I thought it might be worth taking a quick look at async (snapshot) replication/mirroring which was released for XIV earlier this year with 10.2.0.a of the firmware. XIV async is similar in concept to Netapp’s async SnapMirror, both are snapshot based and both consume snapshot space as a part of the mirroring process. One difference of course is that with XIV both async and sync replication are included in the base price of the XIV, there is no added licence fee or maintenance fee to pay. I’d call it ‘free’ but I’d just get another bunch of people on twitter telling me they still haven’t received their free XIVs yet…
Features of XIV async mirroring include:
- 2-way asynchronous snapshot mirroring between two volumes, or between two consistency groups
- Both ad-hoc and scheduled updates (between 20 seconds and 24 hours) set per volume/CG
- One to many replication (up to 16 targets)

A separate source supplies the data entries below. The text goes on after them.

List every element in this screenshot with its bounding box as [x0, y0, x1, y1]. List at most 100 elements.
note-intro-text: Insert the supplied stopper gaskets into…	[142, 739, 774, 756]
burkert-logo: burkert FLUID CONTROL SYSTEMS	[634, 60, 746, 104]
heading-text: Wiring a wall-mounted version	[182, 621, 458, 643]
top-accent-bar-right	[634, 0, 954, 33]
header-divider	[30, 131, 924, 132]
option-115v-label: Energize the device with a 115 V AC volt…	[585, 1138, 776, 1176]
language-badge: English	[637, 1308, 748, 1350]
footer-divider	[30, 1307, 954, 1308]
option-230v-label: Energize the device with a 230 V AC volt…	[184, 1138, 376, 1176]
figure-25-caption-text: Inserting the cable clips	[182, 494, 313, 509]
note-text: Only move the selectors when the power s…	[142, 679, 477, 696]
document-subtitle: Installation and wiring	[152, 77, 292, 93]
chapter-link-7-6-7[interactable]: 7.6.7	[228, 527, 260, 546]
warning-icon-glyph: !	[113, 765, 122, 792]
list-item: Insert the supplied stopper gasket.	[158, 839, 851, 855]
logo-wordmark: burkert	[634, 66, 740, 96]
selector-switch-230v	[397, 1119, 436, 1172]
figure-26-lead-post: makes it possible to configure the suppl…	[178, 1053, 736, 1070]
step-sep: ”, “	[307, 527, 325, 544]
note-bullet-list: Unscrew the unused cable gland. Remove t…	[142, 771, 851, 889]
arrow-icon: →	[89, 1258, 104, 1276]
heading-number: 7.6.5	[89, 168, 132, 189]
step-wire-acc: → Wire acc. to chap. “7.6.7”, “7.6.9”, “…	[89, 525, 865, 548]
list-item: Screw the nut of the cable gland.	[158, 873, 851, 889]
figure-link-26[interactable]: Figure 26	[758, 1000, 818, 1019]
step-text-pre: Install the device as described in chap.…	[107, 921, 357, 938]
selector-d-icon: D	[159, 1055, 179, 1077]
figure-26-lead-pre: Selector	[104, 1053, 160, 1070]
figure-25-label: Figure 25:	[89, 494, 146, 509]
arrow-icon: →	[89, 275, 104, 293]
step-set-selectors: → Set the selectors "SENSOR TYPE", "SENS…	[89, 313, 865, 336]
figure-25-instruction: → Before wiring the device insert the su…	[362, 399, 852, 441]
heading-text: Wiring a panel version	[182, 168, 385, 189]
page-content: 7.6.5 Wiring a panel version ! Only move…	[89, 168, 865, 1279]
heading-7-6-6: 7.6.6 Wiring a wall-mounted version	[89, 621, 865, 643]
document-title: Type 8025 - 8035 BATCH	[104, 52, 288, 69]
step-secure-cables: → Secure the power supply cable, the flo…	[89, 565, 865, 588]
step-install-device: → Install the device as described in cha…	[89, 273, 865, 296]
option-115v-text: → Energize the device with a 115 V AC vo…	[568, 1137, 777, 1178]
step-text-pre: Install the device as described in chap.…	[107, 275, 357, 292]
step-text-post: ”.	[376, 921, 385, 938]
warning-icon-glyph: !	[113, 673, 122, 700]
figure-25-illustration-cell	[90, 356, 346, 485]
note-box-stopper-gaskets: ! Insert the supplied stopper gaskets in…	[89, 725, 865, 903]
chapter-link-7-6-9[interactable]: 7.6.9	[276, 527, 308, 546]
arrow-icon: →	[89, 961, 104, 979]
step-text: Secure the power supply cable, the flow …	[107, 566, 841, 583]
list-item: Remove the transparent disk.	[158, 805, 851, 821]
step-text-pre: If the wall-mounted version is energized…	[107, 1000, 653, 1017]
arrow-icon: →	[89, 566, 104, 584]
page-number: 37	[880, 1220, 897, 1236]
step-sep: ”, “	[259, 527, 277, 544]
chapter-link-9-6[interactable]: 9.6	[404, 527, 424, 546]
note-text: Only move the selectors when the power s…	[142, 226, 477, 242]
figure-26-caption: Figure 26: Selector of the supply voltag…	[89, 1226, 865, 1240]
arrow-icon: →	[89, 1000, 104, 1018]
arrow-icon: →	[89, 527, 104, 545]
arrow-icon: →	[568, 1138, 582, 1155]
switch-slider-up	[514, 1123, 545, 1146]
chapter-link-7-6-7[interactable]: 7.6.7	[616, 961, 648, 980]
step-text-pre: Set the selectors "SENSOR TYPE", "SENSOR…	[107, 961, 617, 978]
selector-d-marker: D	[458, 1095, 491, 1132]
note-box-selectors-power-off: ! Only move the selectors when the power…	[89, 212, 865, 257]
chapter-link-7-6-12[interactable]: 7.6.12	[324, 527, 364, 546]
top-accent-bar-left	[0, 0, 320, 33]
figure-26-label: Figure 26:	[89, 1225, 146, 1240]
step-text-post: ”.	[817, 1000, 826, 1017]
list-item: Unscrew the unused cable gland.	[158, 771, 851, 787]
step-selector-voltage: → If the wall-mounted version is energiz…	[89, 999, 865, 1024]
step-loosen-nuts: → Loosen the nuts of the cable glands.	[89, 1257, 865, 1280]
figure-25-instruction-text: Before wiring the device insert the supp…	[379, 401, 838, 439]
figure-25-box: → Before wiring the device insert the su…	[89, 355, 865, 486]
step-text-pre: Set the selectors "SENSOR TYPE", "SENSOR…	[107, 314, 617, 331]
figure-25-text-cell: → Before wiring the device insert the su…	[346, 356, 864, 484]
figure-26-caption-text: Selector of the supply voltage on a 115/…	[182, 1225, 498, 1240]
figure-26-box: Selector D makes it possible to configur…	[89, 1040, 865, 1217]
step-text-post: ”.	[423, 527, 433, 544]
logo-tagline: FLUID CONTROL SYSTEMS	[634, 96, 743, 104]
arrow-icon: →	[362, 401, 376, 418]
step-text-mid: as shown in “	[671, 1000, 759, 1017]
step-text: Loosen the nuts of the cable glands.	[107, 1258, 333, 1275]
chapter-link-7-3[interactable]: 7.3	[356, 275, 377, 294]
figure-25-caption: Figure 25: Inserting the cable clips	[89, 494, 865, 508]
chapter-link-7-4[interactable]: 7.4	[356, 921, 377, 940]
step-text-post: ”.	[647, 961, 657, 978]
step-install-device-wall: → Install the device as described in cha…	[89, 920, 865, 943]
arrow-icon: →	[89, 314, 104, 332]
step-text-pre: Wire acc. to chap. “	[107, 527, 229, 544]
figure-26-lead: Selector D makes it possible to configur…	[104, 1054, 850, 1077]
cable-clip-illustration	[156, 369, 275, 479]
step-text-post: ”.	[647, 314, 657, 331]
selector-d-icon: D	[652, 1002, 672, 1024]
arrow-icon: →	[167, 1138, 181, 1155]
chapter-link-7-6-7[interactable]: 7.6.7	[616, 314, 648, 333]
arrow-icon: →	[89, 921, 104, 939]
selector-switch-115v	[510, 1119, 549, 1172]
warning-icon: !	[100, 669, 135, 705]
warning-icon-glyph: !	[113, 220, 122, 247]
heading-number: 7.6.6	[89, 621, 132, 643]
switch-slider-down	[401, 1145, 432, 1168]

- Easy source/target role-reversal in the event of a disaster
- Concurrent synchronous and asynchronous mirroring processes with different targets
- Automatic de-stage deltas to disk if cache is full or the comms link goes down.
- Supports both FC and iSCSI links
The concept of RPO (recovery point objective ) is key to XIV async replication:
The XIV will set an update interval that is a third of the RPO you specify, rounded down to the nearest step.
This reflects the difference between a desired business outcome and a technical event, with the main fudge factor being the network. RPO is a business definition of how much data you can afford to lose in the event of a disaster. The update interval is a technical measure of how often the sync jobs will be initiated. These two things are different. The update frequency is also a discrete set of times: 20s, 30s, 1m, 2m, 5m, 10m, 15m, 30m, 1h, 2h, 3h, 6h, 8h, 12h, 24h.
- Choose an RPO of 1 minute and the update interval will be set to 20s.
- Choose an RPO of 1 hour and the update interval will be set to 15 minutes.
Another rule of thumb is that you generally need to allow at least 1 minute of RPO per 10TBs of volume. Because XIV async mirroring is RPO policy driven, it’s smart to set the RPOs based on the importance of any given volume. That way, if the network is constrained, the XIV can make intelligent decisions about how to allocate resources.
Don’t forget your network infrastructure:
You also need to have a reasonable amount of bandwidth. I have designed solutions around a whole variety of replication technologies in my time, and generally the biggest mistake people make is skimping on bandwidth. In most cases you will need to be thinking about 100Mbps as a starting point. If that sounds scary then probably large-scale remote site replication is not for you.
Oh and you will need decent QoS. Async replication is a key part of your DR strategy, don’t try to force it to live as a bottom feeder, dining only on the network scraps left over from other important apps like twitter and facebook. There is a sizing tool, which your friendly IBM guy or gal can use to apply some actual numbers to your situation. Also, you might want to check out http://sourceforge.net/projects/iperf/ in preparation, so you can really know what your network is doing.
So what’s the distance limit? Well 14,000 miles has been tested in the labs, which is about 25% further than from my house in New Zealand to Inverness in Scotland (so I’m all set for the day when Scottish independence is declared and the capital is moved north).
VMware Site Recovery Manager:
And if by the way you are planning on using SRM there is an installation guide on the VMware website here “vCenter Site Recovery Manager with XIV – Installation Guide“
Happy DR planning : )